From 17 May (17h00 onwards), three inspired Capetonians will use temporary installations to transform an isolated, dingy alley in The Fringe into Harrington Hollow. The Harrington Hollow will become an attractive space for people to sit, socialise and play. The aim of the installation is to expose the potential of such a space to be used in numerous ways. The installation will encourage people to engage in the space, strengthening the city’s drive to create pedestrian friendly spaces. This transformation coinciding with The SPAZA Living Lab Workshop May 2012, aligns with the concept of a temporary intervention changing the perception and use of city spaces. The transformation of Harrington Hollow is self-funded and relying on partner support, reusing waste and on site materials.

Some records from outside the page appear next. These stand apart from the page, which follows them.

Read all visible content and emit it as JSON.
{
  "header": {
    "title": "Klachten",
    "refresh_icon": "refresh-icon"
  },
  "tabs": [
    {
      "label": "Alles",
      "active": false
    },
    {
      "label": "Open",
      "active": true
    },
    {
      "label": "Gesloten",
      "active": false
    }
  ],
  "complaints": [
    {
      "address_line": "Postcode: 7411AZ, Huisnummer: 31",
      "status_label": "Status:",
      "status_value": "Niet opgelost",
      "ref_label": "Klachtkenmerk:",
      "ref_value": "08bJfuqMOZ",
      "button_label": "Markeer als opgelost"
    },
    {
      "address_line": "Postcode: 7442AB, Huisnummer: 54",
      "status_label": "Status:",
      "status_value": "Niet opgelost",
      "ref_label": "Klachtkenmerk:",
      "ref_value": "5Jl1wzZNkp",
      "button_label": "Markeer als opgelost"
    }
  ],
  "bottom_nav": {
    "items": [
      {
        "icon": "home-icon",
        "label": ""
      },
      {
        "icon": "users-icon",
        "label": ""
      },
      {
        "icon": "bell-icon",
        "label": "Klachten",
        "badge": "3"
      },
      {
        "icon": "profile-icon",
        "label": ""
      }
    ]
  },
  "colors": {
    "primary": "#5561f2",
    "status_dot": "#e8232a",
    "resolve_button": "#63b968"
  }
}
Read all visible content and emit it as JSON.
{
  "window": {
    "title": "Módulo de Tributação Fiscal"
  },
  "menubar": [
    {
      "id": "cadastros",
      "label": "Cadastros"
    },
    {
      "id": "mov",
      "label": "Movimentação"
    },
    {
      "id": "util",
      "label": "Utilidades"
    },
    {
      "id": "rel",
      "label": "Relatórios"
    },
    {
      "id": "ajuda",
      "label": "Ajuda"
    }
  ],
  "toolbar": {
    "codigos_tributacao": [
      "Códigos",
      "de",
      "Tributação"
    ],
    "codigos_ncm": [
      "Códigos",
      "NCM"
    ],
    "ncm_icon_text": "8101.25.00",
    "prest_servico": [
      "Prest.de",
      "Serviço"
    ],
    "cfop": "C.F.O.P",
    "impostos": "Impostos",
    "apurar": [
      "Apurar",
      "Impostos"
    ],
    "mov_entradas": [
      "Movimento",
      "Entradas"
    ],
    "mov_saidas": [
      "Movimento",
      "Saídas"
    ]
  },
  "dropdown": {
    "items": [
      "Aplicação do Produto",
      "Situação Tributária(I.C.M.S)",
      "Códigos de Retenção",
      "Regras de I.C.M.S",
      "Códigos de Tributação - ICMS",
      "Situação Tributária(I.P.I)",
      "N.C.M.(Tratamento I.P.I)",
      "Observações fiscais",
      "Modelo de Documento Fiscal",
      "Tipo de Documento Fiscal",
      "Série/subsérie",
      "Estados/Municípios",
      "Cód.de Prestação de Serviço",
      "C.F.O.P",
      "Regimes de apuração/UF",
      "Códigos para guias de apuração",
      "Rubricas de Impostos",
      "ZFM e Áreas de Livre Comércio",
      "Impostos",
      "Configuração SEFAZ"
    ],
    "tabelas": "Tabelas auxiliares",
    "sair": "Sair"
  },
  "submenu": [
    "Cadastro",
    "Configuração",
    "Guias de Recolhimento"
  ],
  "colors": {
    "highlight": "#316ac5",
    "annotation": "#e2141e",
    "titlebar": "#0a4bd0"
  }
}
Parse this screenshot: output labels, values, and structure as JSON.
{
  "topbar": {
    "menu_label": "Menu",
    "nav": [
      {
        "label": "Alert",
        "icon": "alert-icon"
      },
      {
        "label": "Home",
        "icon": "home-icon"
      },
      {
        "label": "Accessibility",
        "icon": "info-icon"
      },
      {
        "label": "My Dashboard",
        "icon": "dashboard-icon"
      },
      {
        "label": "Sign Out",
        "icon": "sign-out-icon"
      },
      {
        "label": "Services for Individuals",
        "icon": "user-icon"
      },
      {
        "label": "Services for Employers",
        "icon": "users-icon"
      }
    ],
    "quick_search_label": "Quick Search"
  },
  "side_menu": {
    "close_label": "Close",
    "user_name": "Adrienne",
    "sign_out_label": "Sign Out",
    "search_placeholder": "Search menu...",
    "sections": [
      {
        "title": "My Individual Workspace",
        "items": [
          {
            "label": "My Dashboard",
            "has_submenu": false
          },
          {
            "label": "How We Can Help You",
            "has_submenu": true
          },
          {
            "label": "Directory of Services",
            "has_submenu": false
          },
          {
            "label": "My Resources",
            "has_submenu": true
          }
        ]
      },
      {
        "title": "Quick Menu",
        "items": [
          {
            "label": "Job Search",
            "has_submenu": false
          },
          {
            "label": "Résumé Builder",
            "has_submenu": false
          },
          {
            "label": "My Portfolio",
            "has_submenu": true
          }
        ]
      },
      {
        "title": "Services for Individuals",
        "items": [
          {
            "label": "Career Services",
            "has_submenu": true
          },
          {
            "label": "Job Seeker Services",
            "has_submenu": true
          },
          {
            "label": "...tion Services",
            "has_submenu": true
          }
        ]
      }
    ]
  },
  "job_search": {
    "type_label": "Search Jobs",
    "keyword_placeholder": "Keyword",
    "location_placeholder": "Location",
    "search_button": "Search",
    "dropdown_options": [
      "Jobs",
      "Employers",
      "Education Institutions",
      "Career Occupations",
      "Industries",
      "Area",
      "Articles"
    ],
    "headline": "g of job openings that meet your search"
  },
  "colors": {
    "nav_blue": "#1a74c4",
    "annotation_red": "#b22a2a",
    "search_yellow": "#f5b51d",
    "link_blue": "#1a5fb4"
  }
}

The aim is that exposure gained during SPAZA May 2012 will catalyse future development and investment in the alley, Harrington Hollow.
The Harrington Hollow project uses prototype pieces from a Western Cape Furniture Initiative (WCFI) competition. This competition urged designers to use alien wood in creating durable street furniture. Furniture displayed are those by Felix Holm, Matthew Williams (winner in the student section) and a street pole shading piece by Martin Wilson and Dane Lategan. Greenpop provided trees and plants.